Olympic Great Greg Louganis on Refocusing Fast After Failure
We're searching for top company cultures to be featured on our annual list. Think your company has what it takes? Apply Now »
Every entrepreneur encounters failures -- often a series of them -- in pursuit of eventual success. The most effective business leaders cultivate resilience, or the ability to refocus quickly after setbacks, a skill they share with great Olympians.
Athletes, much like entrepreneurs, push limits and often fail. At the 1988 Seoul Olympics, American diver Greg Louganis hit his head on the diving board, knocking him unconscious as he plunged nearly 33 feet to the pool below. "My confidence at that moment in time was shattered," he says. In a now-famous comeback, Louganis went on to win two gold medals that summer.
Related: 10 Success Secrets of Olympic Greats
"Failure is an inevitable part of success," says Tal Ben-Shahar, positive psychologist and author of Being Happy (McGraw-Hill, 2010). "It is no coincidence that the most successful people -- be it in business, art or science -- are also those who failed the most times."
The key to quick recoveries is a mindset that promotes resilience. These five tips from Louganis can help you become a stronger leader in the face of failure:
1. Consider failure an asset. Failures help you identify areas that need improvement, so organize your business around the idea that you will fail and iterate often. When you see failure as a necessary part of growth, it becomes an asset.

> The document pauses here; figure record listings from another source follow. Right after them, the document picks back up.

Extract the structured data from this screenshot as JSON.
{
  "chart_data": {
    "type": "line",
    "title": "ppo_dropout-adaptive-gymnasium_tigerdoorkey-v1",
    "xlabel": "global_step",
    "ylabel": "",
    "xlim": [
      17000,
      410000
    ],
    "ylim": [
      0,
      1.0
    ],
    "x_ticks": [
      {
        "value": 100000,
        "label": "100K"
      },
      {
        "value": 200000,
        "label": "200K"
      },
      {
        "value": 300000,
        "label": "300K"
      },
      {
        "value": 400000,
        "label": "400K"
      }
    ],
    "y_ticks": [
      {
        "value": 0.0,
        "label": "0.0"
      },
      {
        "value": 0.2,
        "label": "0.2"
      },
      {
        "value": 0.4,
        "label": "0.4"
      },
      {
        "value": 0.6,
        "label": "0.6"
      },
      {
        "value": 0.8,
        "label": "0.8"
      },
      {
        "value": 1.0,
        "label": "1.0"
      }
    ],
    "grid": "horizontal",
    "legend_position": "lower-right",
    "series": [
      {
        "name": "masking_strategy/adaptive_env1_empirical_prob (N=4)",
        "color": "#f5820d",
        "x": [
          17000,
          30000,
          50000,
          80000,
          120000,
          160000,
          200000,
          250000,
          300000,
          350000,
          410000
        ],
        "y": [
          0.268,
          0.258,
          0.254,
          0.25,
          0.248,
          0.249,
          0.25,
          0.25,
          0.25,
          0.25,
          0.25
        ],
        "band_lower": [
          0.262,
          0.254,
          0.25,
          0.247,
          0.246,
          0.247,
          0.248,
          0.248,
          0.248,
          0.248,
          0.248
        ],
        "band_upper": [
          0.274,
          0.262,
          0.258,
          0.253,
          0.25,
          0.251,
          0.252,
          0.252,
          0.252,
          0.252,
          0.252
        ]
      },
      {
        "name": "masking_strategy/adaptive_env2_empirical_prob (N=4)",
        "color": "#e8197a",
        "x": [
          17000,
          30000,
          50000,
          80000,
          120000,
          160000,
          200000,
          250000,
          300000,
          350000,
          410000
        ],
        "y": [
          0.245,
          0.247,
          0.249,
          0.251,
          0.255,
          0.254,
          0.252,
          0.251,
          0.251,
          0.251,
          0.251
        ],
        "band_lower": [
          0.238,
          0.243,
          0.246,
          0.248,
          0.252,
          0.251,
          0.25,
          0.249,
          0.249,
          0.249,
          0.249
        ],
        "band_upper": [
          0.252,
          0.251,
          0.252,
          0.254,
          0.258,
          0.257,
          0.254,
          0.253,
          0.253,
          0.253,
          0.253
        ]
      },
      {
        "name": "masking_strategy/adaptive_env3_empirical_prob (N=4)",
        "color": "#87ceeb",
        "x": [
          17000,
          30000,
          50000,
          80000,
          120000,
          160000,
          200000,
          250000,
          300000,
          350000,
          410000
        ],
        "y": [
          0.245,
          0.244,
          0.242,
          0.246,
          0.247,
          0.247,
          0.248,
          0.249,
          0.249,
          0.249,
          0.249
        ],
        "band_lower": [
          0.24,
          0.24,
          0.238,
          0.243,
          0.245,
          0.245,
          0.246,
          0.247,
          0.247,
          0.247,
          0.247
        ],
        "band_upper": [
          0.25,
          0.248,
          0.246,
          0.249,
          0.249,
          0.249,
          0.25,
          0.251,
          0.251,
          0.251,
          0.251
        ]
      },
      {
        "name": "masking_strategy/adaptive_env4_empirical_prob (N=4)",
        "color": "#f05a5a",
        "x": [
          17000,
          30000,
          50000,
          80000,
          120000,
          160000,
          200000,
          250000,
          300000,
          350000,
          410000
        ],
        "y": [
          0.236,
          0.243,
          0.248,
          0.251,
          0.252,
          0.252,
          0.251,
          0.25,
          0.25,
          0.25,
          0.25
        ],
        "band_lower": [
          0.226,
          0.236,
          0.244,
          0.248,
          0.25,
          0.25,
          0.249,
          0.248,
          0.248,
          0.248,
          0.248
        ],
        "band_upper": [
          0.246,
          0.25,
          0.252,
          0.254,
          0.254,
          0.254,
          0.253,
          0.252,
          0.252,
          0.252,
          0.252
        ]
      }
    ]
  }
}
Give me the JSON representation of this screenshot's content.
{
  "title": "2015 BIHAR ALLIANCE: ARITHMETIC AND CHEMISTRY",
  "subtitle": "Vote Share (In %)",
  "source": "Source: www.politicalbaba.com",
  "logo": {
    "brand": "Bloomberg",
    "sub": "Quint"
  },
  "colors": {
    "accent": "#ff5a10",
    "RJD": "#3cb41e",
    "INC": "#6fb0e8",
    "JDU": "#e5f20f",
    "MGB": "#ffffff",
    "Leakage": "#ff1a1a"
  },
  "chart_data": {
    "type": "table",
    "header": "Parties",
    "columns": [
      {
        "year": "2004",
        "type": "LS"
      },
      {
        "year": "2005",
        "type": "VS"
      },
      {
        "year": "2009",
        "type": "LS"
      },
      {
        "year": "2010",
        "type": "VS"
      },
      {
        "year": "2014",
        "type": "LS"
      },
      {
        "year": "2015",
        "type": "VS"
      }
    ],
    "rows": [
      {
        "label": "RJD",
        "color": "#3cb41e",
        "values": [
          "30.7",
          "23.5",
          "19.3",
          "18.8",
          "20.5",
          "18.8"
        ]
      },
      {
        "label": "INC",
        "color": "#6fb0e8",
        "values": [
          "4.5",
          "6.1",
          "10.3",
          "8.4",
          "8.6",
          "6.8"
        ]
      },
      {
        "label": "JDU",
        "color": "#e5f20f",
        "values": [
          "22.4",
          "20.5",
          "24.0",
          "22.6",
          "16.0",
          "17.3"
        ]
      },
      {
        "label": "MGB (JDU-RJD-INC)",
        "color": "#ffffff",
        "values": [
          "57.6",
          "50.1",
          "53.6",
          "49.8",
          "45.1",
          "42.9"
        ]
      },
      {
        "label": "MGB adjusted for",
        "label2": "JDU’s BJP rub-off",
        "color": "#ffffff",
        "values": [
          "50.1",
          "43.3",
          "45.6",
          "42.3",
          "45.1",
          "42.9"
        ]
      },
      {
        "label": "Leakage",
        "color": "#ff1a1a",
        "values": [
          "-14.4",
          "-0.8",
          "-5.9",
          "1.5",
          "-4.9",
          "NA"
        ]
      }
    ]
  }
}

"There really is no such thing as failure," Louganis says. "Setbacks are just there to help you gather information. They're not good or bad."
2. Strive for success, not perfection. When your performance doesn't meet your standards, focus on mastering it the next time without pressuring yourself to be perfect.
"If you focus on perfection, you may never get out of the gate since you'll fear falling short of that," Louganis says. "Even in diving, the definition of a score of 10 is excellent, not perfect."
3. Let go of self judgment. "Peak performance is meditation in motion, where you're not thinking, just doing," says Louganis. "The only way to achieve that is by letting go of self-judgment."
To do that, focus on the task at hand. If you notice any judgmental thoughts arising, just let them go and bring your attention back to the task.
4. Analyze your mistakes later. When you have to make a quick recovery, choose not to think about your mistakes. "After hitting my head in Seoul, I had to push it aside like it never happened," Louganis says. To succeed, he had to keep telling himself that each dive is a fresh start that begins with a clean slate. A deeper analysis of what happened and why can come later.
"Getting over something takes time and hard work to understand what happened, what you did wrong and to learn how to not make that mistake and memorize it," Louganis says. Under pressure, save that analysis for a moment when the demands on you are less immediate.
5. Rely on your supporters. When you fail, the people who believe in you most can help restore your confidence. After Louganis fell, his coach knew he'd doubt himself, so he said, "If you can't believe in yourself, believe in me because I believe in you and we can get through this together." By focusing his attention on his coach's faith rather than his mistake, he was able to approach his next dive with a clear head.
"I am a firm believer that you don't achieve greatness on your own," Louganis says. "There is always someone there to lend a hand."